Parent Mitzi McKellick pointed out that Mechanic Falls is unique among the three towns in that it has a center, and is a village where children can be seen playing and walking about.

“If we lose our junior high, it will change the dynamics of our town,” McKellick said. “This school is the heartbeat of our town.”

Other parents argued that this “survival mode” decision, made under financial pressure, should be delayed, allowing clear thoughtful planning.

Responding to a comment that people were being railroaded into a tri-town middle school, School Committee Chairman Dave Griffiths told the audience that while there are very good reasons for a common middle school, the board has not made up its mind. He stated his personal preference was that people of the towns “open our wallets.”

Principal Mary Martin confirmed that Elm Street School could accommodate Minot students.

Whittier Principal Ayesha Davis , noting  that the unknown is scary, invited everyone to tour the Poland school.

In Minot, where more than 90 attended Monday’s meeting, the tri-town middle school option was parents’ first choice.

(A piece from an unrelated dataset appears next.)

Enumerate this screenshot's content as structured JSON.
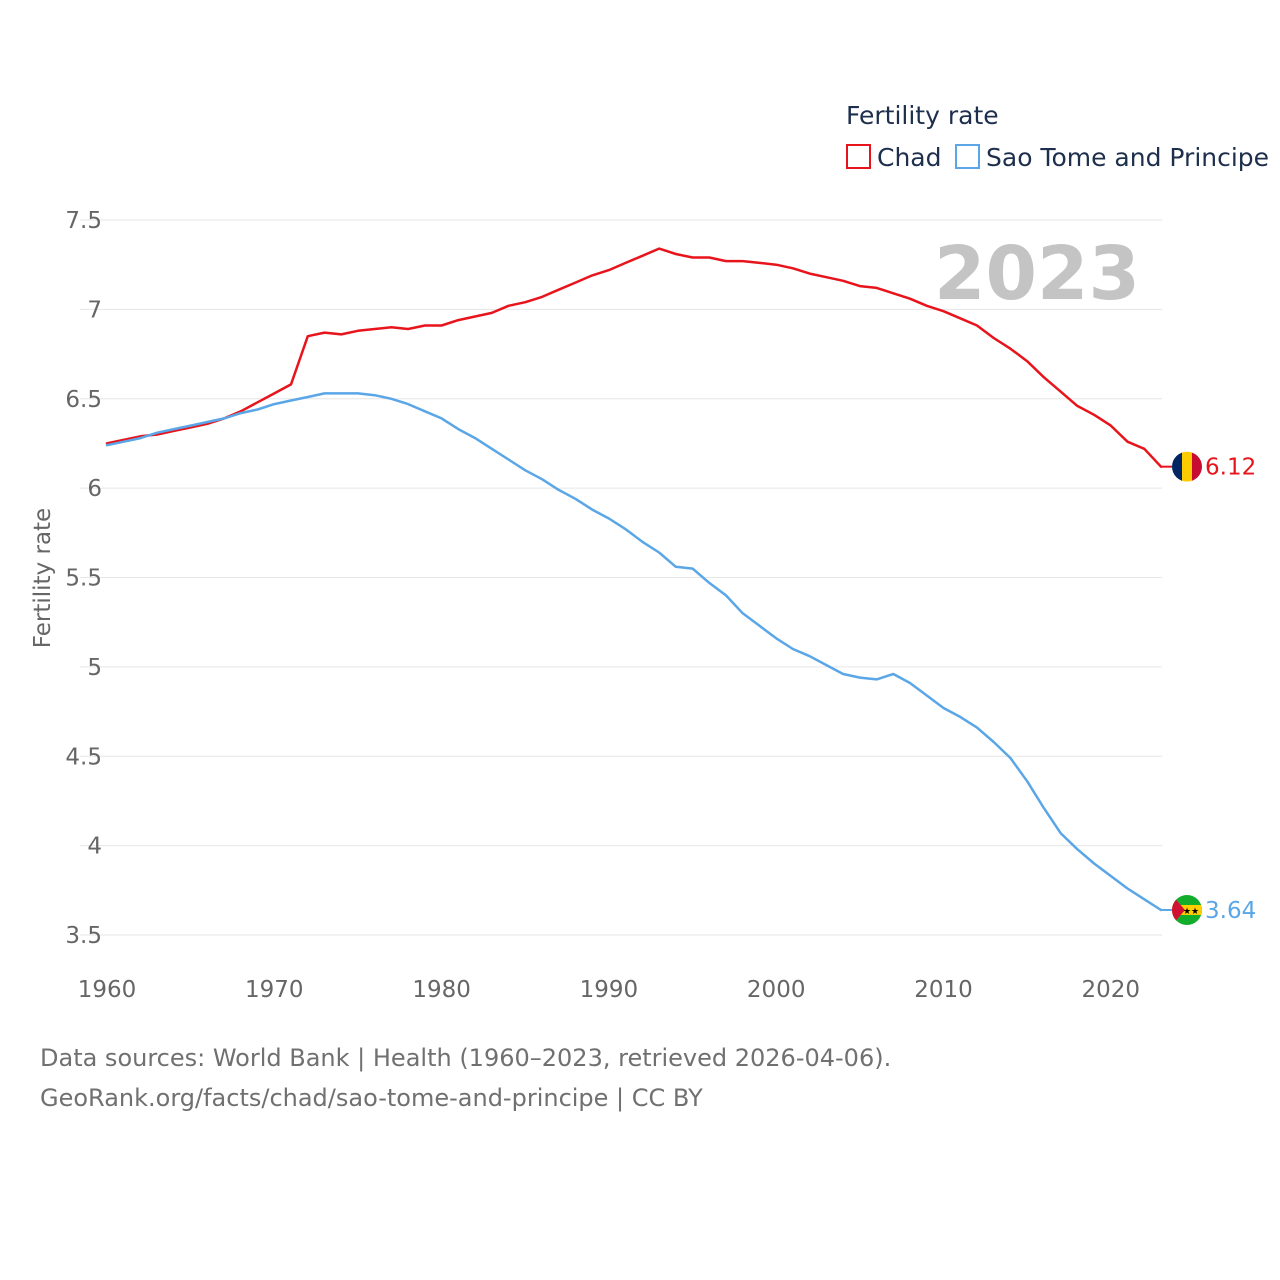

“We aren’t ‘sending’ our kids to Poland. We aren’t ‘going’  to Poland. We are all coming together,” parent Carey Woods said. 

“Will we have a ‘step-up’ day?” sixth-grader Libby Burtrand asked.

“Absolutely,” meeting moderator Colleen Quint said.

While people voiced strong support for the three-town merger, they expressed reservations about other programs that are being considered for reduction or elimination.

Hal Bridgham noted that the total spent on athletics and extracurricular activities is insignificant while the return is incredible.”

Responding to criticism that K-6 music was on the to-be-eliminated list, Quint said, “We’ve heard that everywhere. We have reconsidered K-6 music.”

In all three towns people noted that even with merging the three middle schools, cutting other programs and eliminating 24 positions, the funding gap still stood at $600,000.

School Superintendent Dennis Duquette said officials are working on the gap, and he invited people from all three towns to attend a public hearing at 6:30 p.m. Monday, March 15, in the high school auditorium. At that time, school officials will present estimates on the effects the school budget will have on property tax rates.